Hence, proved that \[{{\sin }^{2}}A+{{\sin }^{2}}B-{{\sin }^{2}}C=2\sin A\sin B\sin C\]
From the statement (b):
\[{{\sin }^{2}}A+{{\sin }^{2}}B+{{\sin }^{2}}C=2\left( 1+\cos A\cos B\cos C \right)\]
Consider LHS as \[{{\sin }^{2}}A+{{\sin }^{2}}B+{{\sin }^{2}}C\]\[.........(3)\]

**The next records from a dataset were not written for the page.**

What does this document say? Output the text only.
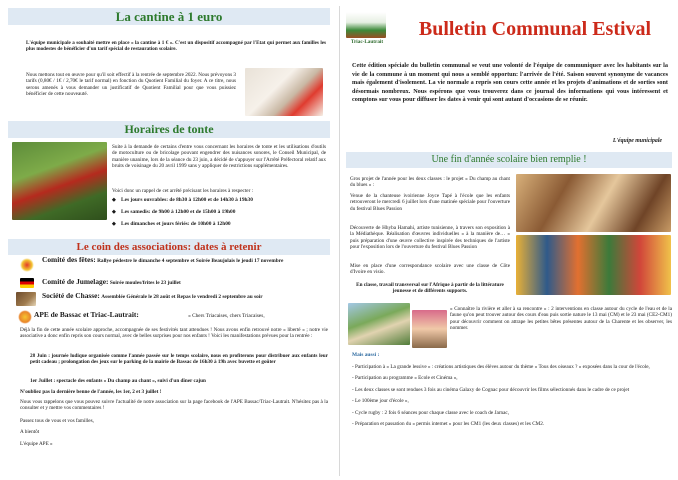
La cantine à 1 euro

L'équipe municipale a souhaité mettre en place « la cantine à 1 € ». C'est un dispositif accompagné par l'Etat qui permet aux familles les plus modestes de bénéficier d'un tarif spécial de restauration scolaire.

Nous mettons tout en œuvre pour qu'il soit effectif à la rentrée de septembre 2022. Nous prévoyons 3 tarifs (0,80€ / 1€ / 2,70€ le tarif normal) en fonction du Quotient Familial du foyer. A ce titre, nous serons amenés à vous demander un justificatif de Quotient Familial pour que vous puissiez bénéficier de cette nouveauté.

Horaires de tonte

Suite à la demande de certains d'entre vous concernant les horaires de tonte et les utilisations d'outils de motoculture ou de bricolage pouvant engendrer des nuisances sonores, le Conseil Municipal, de manière unanime, lors de la séance du 23 juin, a décidé de s'appuyer sur l'Arrêté Préfectoral relatif aux bruits de voisinage du 20 avril 1999 sans y appliquer de restrictions supplémentaires.

Voici donc un rappel de cet arrêté précisant les horaires à respecter :

◆ Les jours ouvrables: de 8h30 à 12h00 et de 14h30 à 19h30
◆ Les samedis: de 9h00 à 12h00 et de 15h00 à 19h00
◆ Les dimanches et jours fériés: de 10h00 à 12h00
Le coin des associations: dates à retenir
Comité des fêtes: Rallye pédestre le dimanche 4 septembre et Soirée Beaujolais le jeudi 17 novembre
Comité de Jumelage: Soirée moules/frites le 23 juillet
Société de Chasse: Assemblée Générale le 28 août et Repas le vendredi 2 septembre au soir
APE de Bassac et Triac-Lautrait:	« Chers Triacaises, chers Triacaises,

Déjà la fin de cette année scolaire approche, accompagnée de ses festivités tant attendues ! Nous avons enfin retrouvé notre « liberté » ; notre vie associative a donc enfin repris son cours normal, avec de belles surprises pour nos enfants ! Voici les manifestations prévues pour la rentrée :

28 Juin : journée ludique organisée comme l'année passée sur le temps scolaire, nous en profiterons pour distribuer aux enfants leur petit cadeau ; prolongation des jeux sur le parking de la mairie de Bassac de 16h30 à 19h avec buvette et goûter

1er Juillet : spectacle des enfants « Du champ au chant », suivi d'un dîner cajun

N'oubliez pas la dernière benne de l'année, les 1er, 2 et 3 juillet !

Nous vous rappelons que vous pouvez suivre l'actualité de notre association sur la page facebook de l'APE Bassac/Triac-Lautrait. N'hésitez pas à la consulter et y mettre vos commentaires !

Passez tous de vous et vos familles,

A bientôt

L'équipe APE »

Triac-Lautrait
Bulletin Communal Estival

Cette édition spéciale du bulletin communal se veut une volonté de l'équipe de communiquer avec les habitants sur la vie de la commune à un moment qui nous a semblé opportun: l'arrivée de l'été. Saison souvent synonyme de vacances mais également d'isolement. La vie normale a repris son cours cette année et les projets d'animations et de sorties sont désormais nombreux. Nous espérons que vous trouverez dans ce journal des informations qui vous intéressent et comptons sur vous pour diffuser les dates à venir qui sont autant d'occasions de se réunir.

L'équipe municipale
Une fin d'année scolaire bien remplie !

Gros projet de l'année pour les deux classes : le projet « Du champ au chant du blues » :

Venue de la chanteuse ivoirienne Joyce Tapé à l'école que les enfants retrouveront le mercredi 6 juillet lors d'une matinée spéciale pour l'ouverture du festival Blues Passion

Découverte de Hhyba Hamahi, artiste tunisienne, à travers son exposition à la Médiathèque. Réalisation d'œuvres individuelles « à la manière de… » puis préparation d'une œuvre collective inspirée des techniques de l'artiste pour l'exposition lors de l'ouverture du festival Blues Passion

Mise en place d'une correspondance scolaire avec une classe de Côte d'Ivoire en visio.

En classe, travail transversal sur l'Afrique à partir de la littérature jeunesse et de différents supports.

« Connaître la rivière et aller à sa rencontre » : 2 interventions en classe autour du cycle de l'eau et de la faune qu'on peut trouver autour des cours d'eau puis sortie nature le 13 mai (CM) et le 23 mai (CE2-CM1) pour découvrir comment on attrape les petites bêtes présentes autour de la Charente et les observer, les nommer.

Mais aussi :
- Participation à « La grande lessive » : créations artistiques des élèves autour du thème « Tous des oiseaux ? » exposées dans la cour de l'école,
- Participation au programme « Ecole et Cinéma »,
- Les deux classes se sont rendues 3 fois au cinéma Galaxy de Cognac pour découvrir les films sélectionnés dans le cadre de ce projet
- Le 100ème jour d'école »,
- Cycle rugby : 2 fois 6 séances pour chaque classe avec le coach de Jarnac,
- Préparation et passation du « permis internet » pour les CM1 (les deux classes) et les CM2.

Now substitute equation 2 in equation 3
\[\begin{align}
  & LHS={{\sin }^{2}}A+{{\sin }^{2}}B+\left( {{\sin }^{2}}A{{\cos }^{2}}B+{{\cos }^{2}}A{{\sin }^{2}}B+2\sin A\cos A\sin B\cos B \right) \\
 & LHS={{\sin }^{2}}A+{{\sin }^{2}}A{{\cos }^{2}}B+{{\sin }^{2}}B+{{\cos }^{2}}A{{\sin }^{2}}B+2\sin A\cos A\sin B\cos B \\
\end{align}\]
Taking \[{{\sin }^{2}}A\] and \[{{\sin }^{2}}B\] as common and we get,
\[={{\sin }^{2}}A(1+{{\cos }^{2}}B)+{{\sin }^{2}}B(1+{{\cos }^{2}}A)+2\sin A\cos A\sin B\cos B\]

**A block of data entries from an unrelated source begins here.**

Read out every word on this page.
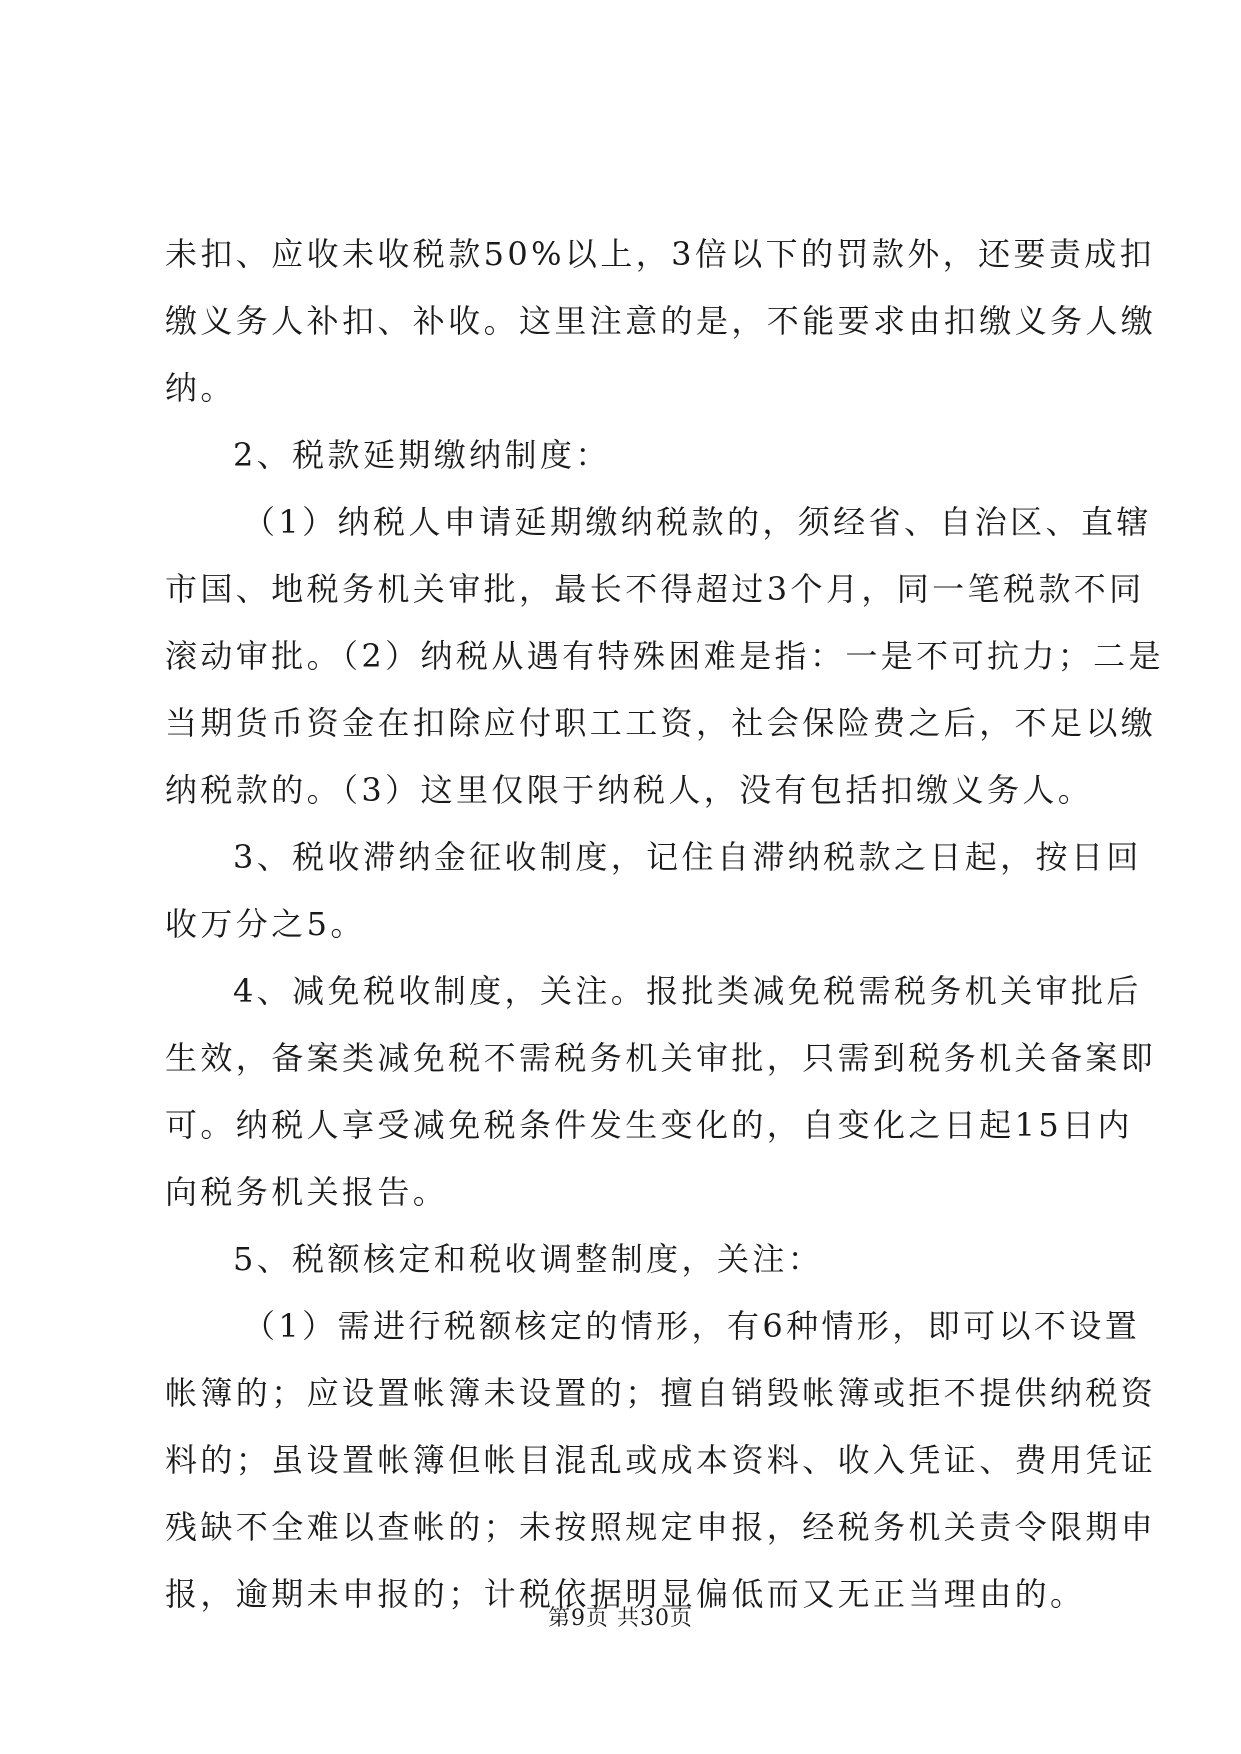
未扣、应收未收税款50%以上，3倍以下的罚款外，还要责成扣
缴义务人补扣、补收。这里注意的是，不能要求由扣缴义务人缴
纳。
2、税款延期缴纳制度：
（1）纳税人申请延期缴纳税款的，须经省、自治区、直辖
市国、地税务机关审批，最长不得超过3个月，同一笔税款不同
滚动审批。（2）纳税从遇有特殊困难是指：一是不可抗力；二是
当期货币资金在扣除应付职工工资，社会保险费之后，不足以缴
纳税款的。（3）这里仅限于纳税人，没有包括扣缴义务人。
3、税收滞纳金征收制度，记住自滞纳税款之日起，按日回
收万分之5。
4、减免税收制度，关注。报批类减免税需税务机关审批后
生效，备案类减免税不需税务机关审批，只需到税务机关备案即
可。纳税人享受减免税条件发生变化的，自变化之日起15日内
向税务机关报告。
5、税额核定和税收调整制度，关注：
（1）需进行税额核定的情形，有6种情形，即可以不设置
帐簿的；应设置帐簿未设置的；擅自销毁帐簿或拒不提供纳税资
料的；虽设置帐簿但帐目混乱或成本资料、收入凭证、费用凭证
残缺不全难以查帐的；未按照规定申报，经税务机关责令限期申
报，逾期未申报的；计税依据明显偏低而又无正当理由的。
第9页 共30页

Now using identity $ {{\sin }^{2}}x=1-{{\cos }^{2}}x $ and substituting \[{{\sin }^{2}}A=1-{{\cos }^{2}}A\] and \[{{\sin }^{2}}B=1-{{\cos }^{2}}B\], we get
\[\begin{align}
  & =(1-{{\cos }^{2}}A)(1+{{\cos }^{2}}B)+(1-{{\cos }^{2}}B)(1+{{\cos }^{2}}A)+2\sin A\cos A\sin B\cos B \\
 & =1+{{\cos }^{2}}B-{{\cos }^{2}}A-{{\cos }^{2}}A{{\cos }^{2}}B+1+{{\cos }^{2}}A-{{\cos }^{2}}B-{{\cos }^{2}}B{{\cos }^{2}}A \\
 & \text{ }+2\sin A\cos A\sin B\cos B \\
\end{align}\]
Cancelling similar terms, we get
\[=2-2{{\cos }^{2}}A{{\cos }^{2}}B+2\sin A\cos A\sin B\cos B\]
Now taking \[\cos A\cos B\] common, we get
\[=2-2\cos A\cos B(\cos A\cos B-\sin A\sin B)\]
Again taking 2 common, we get
\[=2(1-\cos A\cos B(\cos A\cos B-\sin A\sin B))\]
Since we know that \[\cos A\cos B-\sin A\sin B=\cos \left( A+B \right)\] and also from question, \[A+B={{180}^{\circ }}-C\], we get that
\[=2(1-\cos A\cos B\cos ({{180}^{\circ }}-C))\]
We know that, \[\cos ({{180}^{\circ }}-C)=-\cos C\] . Substituting in the above equation, we get
\[=2(1+\cos A\cos B\cos (C))\]
= RHS
Hence, proved that LHS=RHS.
Hence proved \[{{\sin }^{2}}A+{{\sin }^{2}}B+{{\sin }^{2}}C=2\left( 1+\cos A\cos B\cos C \right)\]

Note: This question requires a good understanding of trigonometric functions and where to apply them. A lot of care must be taken while simplifying the terms and making sure that no sign mistake or formula mistake is made. Most of the times, students get the formula wrong as \[\cos A\cos B-\sin A\sin B=\cos \left( A-B \right)\] instead of \[\cos A\cos B-\sin A\sin B=\cos \left( A+B \right)\]. If they do this, then they might never be able to simplify and prove the expressions.